Trotz drohender Todesstrafe riskierten tausende von Polen ihr Leben, um Juden und andere Verfolgte zu retten. Die Motive seien oft weniger altruistischer, als vielmehr kommerzieller Natur gewesen. So sei die Hilfe gegen Bezahlung für viele Helfer ein normales Verhalten im kriegszerrütteten Polen gewesen. Das barg besonders für sichtlich erkennbare Juden, für die das Untertauchen in Verstecken die einzige Überlebensmöglichkeit war, ein hohes Risiko, so Kosmala. "Damit begaben sie sich in totale Abhängigkeit von ihren Helfern."

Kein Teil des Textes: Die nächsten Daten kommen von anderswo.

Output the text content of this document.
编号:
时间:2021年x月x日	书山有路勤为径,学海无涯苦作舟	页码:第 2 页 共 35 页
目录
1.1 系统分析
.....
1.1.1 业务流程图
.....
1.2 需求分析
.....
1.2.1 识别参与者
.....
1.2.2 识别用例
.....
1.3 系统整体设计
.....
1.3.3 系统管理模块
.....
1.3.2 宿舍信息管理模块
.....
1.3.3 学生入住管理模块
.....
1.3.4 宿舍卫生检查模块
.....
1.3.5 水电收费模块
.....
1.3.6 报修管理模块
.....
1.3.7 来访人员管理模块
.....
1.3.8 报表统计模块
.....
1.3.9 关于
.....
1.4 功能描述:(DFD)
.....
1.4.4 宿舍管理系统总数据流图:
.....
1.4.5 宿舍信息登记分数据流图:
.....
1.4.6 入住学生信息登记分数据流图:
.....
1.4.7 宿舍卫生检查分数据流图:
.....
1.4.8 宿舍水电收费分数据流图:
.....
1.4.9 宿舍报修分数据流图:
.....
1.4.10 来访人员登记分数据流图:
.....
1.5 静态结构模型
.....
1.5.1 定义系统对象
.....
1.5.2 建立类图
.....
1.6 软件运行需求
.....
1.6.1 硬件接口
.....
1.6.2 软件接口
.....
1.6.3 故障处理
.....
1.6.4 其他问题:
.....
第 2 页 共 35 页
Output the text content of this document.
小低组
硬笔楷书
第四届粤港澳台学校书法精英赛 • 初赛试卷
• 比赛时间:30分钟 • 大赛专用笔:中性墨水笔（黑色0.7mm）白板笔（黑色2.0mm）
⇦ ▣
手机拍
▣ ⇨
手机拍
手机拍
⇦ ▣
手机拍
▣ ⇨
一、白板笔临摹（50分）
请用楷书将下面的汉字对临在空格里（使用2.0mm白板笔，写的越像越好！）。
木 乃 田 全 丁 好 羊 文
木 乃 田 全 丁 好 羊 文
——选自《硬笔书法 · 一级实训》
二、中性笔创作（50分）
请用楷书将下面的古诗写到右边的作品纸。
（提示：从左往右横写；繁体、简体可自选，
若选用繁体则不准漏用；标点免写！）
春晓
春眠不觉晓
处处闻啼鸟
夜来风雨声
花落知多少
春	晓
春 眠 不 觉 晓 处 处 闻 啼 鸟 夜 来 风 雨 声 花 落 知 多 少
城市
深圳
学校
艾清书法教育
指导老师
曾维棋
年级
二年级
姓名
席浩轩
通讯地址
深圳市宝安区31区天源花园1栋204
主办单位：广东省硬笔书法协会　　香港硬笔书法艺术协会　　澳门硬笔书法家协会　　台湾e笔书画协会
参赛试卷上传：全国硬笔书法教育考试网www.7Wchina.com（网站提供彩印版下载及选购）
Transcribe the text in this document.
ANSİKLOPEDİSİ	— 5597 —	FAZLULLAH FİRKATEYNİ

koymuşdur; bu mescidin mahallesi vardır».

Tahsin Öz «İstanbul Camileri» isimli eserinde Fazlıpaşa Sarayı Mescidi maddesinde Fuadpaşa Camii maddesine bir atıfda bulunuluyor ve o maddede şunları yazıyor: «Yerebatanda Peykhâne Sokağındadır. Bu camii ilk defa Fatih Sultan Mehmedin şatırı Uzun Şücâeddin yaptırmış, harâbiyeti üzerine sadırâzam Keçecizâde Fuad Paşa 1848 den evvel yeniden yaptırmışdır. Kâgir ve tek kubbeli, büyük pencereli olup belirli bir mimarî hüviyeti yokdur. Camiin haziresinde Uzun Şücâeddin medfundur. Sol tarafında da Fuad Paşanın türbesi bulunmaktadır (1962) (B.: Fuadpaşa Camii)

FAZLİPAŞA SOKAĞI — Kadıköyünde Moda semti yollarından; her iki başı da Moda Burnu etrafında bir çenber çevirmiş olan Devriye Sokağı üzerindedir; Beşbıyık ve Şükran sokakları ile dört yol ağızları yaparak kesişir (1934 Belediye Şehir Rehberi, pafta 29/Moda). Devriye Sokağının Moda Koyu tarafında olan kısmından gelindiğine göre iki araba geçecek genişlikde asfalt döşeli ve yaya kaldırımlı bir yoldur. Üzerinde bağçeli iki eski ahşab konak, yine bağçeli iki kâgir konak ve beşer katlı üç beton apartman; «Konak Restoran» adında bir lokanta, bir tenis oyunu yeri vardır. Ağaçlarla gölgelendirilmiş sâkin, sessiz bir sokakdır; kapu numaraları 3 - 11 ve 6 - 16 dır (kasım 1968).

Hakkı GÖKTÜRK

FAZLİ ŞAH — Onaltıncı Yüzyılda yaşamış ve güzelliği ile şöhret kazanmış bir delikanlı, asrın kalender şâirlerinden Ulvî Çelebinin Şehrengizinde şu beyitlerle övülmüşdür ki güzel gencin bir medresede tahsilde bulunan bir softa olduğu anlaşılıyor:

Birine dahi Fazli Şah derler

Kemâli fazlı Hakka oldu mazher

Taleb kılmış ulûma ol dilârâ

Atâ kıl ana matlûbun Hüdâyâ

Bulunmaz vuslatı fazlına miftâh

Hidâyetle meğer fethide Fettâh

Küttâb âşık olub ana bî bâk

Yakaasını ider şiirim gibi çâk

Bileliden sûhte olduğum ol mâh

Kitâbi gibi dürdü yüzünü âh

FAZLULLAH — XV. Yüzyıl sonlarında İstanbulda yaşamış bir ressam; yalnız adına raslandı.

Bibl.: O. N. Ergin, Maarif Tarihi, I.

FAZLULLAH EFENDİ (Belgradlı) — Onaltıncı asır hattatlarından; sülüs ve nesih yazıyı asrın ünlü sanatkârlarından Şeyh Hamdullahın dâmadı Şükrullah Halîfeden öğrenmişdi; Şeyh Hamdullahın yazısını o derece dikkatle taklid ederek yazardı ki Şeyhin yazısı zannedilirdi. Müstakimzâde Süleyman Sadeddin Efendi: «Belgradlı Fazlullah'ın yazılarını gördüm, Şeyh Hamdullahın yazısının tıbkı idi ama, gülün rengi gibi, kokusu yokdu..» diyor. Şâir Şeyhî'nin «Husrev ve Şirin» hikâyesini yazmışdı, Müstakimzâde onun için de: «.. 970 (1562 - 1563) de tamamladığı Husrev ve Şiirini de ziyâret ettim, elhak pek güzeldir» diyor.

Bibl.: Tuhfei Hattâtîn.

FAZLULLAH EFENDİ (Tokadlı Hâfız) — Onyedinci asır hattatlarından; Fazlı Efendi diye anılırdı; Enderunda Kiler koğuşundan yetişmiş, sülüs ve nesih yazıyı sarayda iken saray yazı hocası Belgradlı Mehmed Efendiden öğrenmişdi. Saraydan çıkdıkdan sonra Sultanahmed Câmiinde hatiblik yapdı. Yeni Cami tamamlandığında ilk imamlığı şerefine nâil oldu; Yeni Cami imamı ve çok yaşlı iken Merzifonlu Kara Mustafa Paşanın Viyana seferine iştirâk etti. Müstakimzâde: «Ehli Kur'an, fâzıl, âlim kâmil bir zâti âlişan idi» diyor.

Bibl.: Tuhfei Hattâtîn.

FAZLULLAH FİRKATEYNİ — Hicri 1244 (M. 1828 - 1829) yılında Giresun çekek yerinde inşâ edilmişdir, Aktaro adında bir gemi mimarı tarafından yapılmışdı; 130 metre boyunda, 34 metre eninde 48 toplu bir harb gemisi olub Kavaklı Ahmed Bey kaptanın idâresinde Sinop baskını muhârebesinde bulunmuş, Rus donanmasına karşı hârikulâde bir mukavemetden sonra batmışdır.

Kosmala betonte darüber hinaus die wichtige humanitäre und politische Rolle des geheimen "Hilfsrats für Juden", einer von der polnischen Exilregierung in London finanzierten Organisation, die über die Verfolgung der polnischen Juden informierte und versuchte, ihnen konkret zu helfen. Entscheidend seien aber letztlich die individuellen Akte von Solidarität durch Polen gewesen, die dem Großteil der 40.000-60.000 überlebenden polnischen Juden das Leben retteten.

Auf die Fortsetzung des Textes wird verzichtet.